Multicollinearity

Multicollinearity

·

4 min read

Everyone should be aware of this term in the machine learning field. Most of knows this but I’ve seen many professionals unaware that multicollinearity exists. This is especially prevalent in those machine learning folks who come from a non-mathematical background. And while yes, multicollinearity might not be the most crucial topic to grasp in your journey, it’s still important enough to learn. Especially if you’re sitting for data scientist interviews!

In this blogpost we will try to understand what is this MultiColinearity all about. we will become lazy and use short form MC for the term Multicollinearity.

What is Multicollinearity?

If you search the answer in any statistics book more or less the definition will be something like this "Its a phenomenon in a multiple regression model where one predictor variable can be linearly predicted from the others with a substantial degree of accuracy". In simple terms let we have a dataset where we have multiple independent variables like x1, x2... and a dependent variable y . If x1 and x2 are exhibiting collinearity means change in x1 causing automatic change in x2 then its called multicollinearity.

What is the negative impact of Multicollinearity?

MC's impact mainly observe on the Regression problems.

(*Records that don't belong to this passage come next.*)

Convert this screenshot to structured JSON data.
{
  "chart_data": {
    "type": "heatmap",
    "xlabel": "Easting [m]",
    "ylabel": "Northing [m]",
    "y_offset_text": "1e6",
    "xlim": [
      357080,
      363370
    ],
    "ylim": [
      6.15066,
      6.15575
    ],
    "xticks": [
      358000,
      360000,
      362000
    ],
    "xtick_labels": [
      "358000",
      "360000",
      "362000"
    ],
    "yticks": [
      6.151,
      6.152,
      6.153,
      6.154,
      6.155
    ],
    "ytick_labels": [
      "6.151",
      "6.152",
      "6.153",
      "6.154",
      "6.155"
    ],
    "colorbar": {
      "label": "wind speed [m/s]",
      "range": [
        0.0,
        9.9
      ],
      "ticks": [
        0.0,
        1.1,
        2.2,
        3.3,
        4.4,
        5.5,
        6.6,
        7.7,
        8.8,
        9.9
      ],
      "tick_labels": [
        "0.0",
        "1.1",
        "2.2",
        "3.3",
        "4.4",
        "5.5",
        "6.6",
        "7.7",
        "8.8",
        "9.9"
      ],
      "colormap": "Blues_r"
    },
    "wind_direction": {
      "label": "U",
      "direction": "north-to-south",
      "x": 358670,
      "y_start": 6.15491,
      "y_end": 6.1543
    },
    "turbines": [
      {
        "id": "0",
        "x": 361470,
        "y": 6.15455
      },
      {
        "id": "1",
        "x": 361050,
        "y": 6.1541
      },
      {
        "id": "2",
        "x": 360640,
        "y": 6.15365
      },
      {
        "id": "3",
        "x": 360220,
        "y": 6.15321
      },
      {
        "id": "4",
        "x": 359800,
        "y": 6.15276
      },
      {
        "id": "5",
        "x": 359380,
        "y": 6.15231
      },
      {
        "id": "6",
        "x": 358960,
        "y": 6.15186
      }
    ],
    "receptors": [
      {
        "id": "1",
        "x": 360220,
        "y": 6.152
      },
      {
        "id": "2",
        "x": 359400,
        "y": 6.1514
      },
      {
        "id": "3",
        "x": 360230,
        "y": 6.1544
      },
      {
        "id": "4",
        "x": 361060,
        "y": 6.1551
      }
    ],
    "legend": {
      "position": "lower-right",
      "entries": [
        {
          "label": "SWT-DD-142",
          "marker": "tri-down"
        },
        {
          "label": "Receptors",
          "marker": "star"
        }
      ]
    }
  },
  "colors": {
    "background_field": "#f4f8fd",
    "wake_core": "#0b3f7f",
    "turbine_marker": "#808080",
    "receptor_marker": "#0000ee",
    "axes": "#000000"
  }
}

Although it does not affect the accuracy of the model that much but its affect its reliability. we cannot say which feature actually making the more impact to target variable. We lose the interpretability.

Example: Consider this equation Y = a1.x1 + a2.x2

Here if either x1 or x2 increase(considering other one fixed) that will make an effect to Y but if x1 and x2 are corelated then change in x1 makes automatically changes to x2 and then Y get changed due to both. We cannot say actually which variable make the changes to Y as an outsider.

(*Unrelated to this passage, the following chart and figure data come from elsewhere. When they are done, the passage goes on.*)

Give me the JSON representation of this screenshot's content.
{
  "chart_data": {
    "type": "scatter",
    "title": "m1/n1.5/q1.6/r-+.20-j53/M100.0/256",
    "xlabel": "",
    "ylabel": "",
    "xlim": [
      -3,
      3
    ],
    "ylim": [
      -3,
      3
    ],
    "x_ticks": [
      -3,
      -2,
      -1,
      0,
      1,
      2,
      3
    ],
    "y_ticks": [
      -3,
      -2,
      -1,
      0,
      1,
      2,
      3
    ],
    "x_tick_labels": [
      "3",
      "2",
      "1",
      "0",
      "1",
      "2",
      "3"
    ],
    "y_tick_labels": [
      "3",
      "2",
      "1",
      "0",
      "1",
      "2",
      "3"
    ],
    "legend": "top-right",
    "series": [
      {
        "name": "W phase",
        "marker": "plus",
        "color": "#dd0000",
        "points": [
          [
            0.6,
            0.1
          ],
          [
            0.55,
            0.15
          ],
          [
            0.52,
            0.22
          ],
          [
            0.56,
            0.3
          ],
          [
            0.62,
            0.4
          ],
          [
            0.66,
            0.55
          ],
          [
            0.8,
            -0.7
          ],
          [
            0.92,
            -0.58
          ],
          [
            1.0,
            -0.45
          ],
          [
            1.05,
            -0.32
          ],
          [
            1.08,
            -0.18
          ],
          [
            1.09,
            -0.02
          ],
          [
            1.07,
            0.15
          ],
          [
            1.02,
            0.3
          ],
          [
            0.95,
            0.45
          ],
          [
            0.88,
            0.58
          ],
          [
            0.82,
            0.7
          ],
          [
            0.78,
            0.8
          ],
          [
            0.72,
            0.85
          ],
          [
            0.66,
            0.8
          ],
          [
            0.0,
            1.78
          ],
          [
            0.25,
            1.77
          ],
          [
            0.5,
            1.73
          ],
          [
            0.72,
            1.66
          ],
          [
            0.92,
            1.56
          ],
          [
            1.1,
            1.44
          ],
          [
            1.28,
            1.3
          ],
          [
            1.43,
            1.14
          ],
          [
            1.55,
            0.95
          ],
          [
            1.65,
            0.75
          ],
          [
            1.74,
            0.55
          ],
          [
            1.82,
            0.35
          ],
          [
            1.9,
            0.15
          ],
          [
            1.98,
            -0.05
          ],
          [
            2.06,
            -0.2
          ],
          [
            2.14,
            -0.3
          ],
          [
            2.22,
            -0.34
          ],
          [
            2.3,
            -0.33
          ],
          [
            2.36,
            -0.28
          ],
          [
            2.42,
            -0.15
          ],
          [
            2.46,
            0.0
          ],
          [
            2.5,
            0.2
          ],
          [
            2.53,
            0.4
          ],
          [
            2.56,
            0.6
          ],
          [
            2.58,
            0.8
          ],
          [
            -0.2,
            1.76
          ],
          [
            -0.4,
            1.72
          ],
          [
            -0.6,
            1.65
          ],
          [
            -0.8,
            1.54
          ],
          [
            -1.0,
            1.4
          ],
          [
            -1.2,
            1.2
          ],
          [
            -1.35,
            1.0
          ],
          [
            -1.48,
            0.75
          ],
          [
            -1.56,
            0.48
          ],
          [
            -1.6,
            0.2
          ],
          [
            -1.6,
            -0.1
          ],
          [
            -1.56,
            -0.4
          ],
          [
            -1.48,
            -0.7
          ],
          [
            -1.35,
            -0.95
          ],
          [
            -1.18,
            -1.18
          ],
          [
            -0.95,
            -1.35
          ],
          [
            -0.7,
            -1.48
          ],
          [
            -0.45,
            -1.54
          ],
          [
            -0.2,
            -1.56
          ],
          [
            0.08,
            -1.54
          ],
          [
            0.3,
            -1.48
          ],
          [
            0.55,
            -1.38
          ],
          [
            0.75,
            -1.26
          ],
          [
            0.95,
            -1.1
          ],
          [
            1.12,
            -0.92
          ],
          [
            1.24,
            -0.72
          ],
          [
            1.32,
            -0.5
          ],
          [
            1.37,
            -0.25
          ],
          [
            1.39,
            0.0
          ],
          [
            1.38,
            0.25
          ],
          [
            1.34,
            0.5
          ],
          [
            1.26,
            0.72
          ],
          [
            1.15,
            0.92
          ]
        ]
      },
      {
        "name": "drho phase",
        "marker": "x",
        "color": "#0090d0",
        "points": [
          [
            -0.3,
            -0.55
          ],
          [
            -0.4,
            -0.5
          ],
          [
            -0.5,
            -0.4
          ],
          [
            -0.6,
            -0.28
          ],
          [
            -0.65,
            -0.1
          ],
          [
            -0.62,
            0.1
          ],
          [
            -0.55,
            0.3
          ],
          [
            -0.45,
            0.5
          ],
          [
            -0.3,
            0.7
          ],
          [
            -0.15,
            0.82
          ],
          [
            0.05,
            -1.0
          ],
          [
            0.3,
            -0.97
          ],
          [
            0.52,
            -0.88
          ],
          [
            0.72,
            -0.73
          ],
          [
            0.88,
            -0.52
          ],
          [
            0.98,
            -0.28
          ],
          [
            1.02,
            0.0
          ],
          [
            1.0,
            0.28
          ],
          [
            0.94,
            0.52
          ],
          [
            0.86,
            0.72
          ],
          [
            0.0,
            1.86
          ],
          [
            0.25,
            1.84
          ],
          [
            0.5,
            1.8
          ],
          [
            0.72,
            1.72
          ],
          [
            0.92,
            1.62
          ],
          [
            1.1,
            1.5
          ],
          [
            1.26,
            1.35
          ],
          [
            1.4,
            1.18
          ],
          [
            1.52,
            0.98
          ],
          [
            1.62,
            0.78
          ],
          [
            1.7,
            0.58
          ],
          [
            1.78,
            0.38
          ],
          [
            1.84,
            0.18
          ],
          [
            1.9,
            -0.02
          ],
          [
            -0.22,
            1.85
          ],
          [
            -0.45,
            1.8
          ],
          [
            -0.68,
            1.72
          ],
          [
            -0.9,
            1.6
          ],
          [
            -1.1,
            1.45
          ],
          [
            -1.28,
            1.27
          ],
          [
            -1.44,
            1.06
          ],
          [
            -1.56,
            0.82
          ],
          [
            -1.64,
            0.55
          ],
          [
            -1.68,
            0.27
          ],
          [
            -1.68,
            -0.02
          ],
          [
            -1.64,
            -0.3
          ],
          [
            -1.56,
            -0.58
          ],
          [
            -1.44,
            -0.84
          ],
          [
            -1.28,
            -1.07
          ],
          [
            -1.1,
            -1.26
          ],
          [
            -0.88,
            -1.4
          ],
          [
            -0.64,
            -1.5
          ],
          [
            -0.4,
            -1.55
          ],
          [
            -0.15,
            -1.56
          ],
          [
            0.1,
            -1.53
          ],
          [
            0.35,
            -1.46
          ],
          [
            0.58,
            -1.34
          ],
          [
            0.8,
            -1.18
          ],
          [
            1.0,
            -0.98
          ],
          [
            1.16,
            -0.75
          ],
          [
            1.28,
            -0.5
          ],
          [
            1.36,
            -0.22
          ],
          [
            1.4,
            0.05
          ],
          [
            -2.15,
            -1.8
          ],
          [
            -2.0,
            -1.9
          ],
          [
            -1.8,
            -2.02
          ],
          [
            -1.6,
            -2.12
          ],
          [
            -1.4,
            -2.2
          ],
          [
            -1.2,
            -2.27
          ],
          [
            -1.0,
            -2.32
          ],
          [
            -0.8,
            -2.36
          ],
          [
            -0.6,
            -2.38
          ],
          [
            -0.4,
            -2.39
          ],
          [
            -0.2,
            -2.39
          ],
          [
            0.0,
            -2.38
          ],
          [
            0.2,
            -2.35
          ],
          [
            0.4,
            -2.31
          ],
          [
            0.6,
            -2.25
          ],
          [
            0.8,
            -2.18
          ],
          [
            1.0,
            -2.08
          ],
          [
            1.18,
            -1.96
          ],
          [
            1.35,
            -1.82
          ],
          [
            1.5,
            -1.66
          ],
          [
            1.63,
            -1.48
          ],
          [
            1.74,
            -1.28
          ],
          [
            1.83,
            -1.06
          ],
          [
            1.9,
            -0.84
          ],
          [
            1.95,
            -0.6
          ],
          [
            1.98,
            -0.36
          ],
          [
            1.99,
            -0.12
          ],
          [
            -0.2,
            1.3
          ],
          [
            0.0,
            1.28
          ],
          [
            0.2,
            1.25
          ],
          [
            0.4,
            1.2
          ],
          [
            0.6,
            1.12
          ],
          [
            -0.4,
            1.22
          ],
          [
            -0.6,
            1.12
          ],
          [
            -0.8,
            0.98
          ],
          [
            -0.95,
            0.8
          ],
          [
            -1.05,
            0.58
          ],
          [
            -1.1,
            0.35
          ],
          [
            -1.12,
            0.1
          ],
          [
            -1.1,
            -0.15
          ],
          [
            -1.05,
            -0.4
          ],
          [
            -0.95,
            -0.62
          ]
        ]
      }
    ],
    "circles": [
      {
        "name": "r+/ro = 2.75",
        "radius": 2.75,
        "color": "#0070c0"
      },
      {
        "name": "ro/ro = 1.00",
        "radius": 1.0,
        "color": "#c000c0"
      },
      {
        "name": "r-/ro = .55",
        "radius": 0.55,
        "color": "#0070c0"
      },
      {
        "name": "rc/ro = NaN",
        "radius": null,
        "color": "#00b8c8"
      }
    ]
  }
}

understanding with real life example: When Robin watches TV he eats chips which makes him happy. The longer he watches TVs , longer eats chips and longer he stays happy. Here we cannot say that which one, TV or Chips makes Robin Happy. Here Watching TV and eating chips are highly corelated.

What cause Multicollinearity problem?

There are several reasons.

- At the time of dataset creation we may have collected corelated features.

- Bad Feature engineering. Ex: Creating BMI feature from weight and height feature which is redundant.

- Dummy variable trap : Creating encoding separately for Male and Female columns which is highly redundant. We could represent both columns as a single gender column with 0 and 1.

- Some times less amount of data also cause MC problem.

How to detect the Multicollinearity in dataset?

There are number of options available like using scatterplot and colinear matrix but VIF is the most common, reliable and easier one.

VIF stands for Variance inflation factor. If you would like to deep dive what is VIF then read this blog . VIF determines the strength of the correlation between the independent variables. It is predicted by taking a variable and regressing it against every other variable.

VIF = 1/1-R^2

Where R^2 = 1 - (Ssres/Sstotal)  
R^2 : Determinant of coefficients
Ssres= Sum of square of the residual = Sum(y-yavg)
Sstotal = Sum of square of the total = Sum(y-y^) 
If R2 = 1 then VIF is high means variables are strongly corelated and vice versa.

Lets understand this with a practical example. We have a dummy dataset for employees salary.

pic1.png

Now we will run the VIF for each column and see the output

pic2.png

VIF starts with 1 and if it goes beyond 2-5 then the variables are highly corelated. Here Age and Years of Service has more than 10. It indicates that these two variables can be easily predicted by others variables of the dataset.

Lets drop one of the variable Years service and recalculate the VIF for each column.

pic3.png

We can see that Years of service column's VIF reduced significantly. To remove the MC and use the dataset we will combine both the Age and Years of the service data and make it as one feature. Feature engineering is recommended than dropping the feature itself.

pic4.png

Again calculating the VIF

pic5.png

Notes:

  • Dropping variables should be an iterative process starting with the variable having the largest VIF value because its trend is highly captured by other variables. If you do this, you will notice that VIF values for other variables would have reduced too, although to a varying extent.

  • MC may not be an problem every time. If you are more focused on individual feature's impact on target variable rather than group of features then removing MC is necessary.

    GitHub link for above example.

Hope you have liked this blogpost. Happy Learning!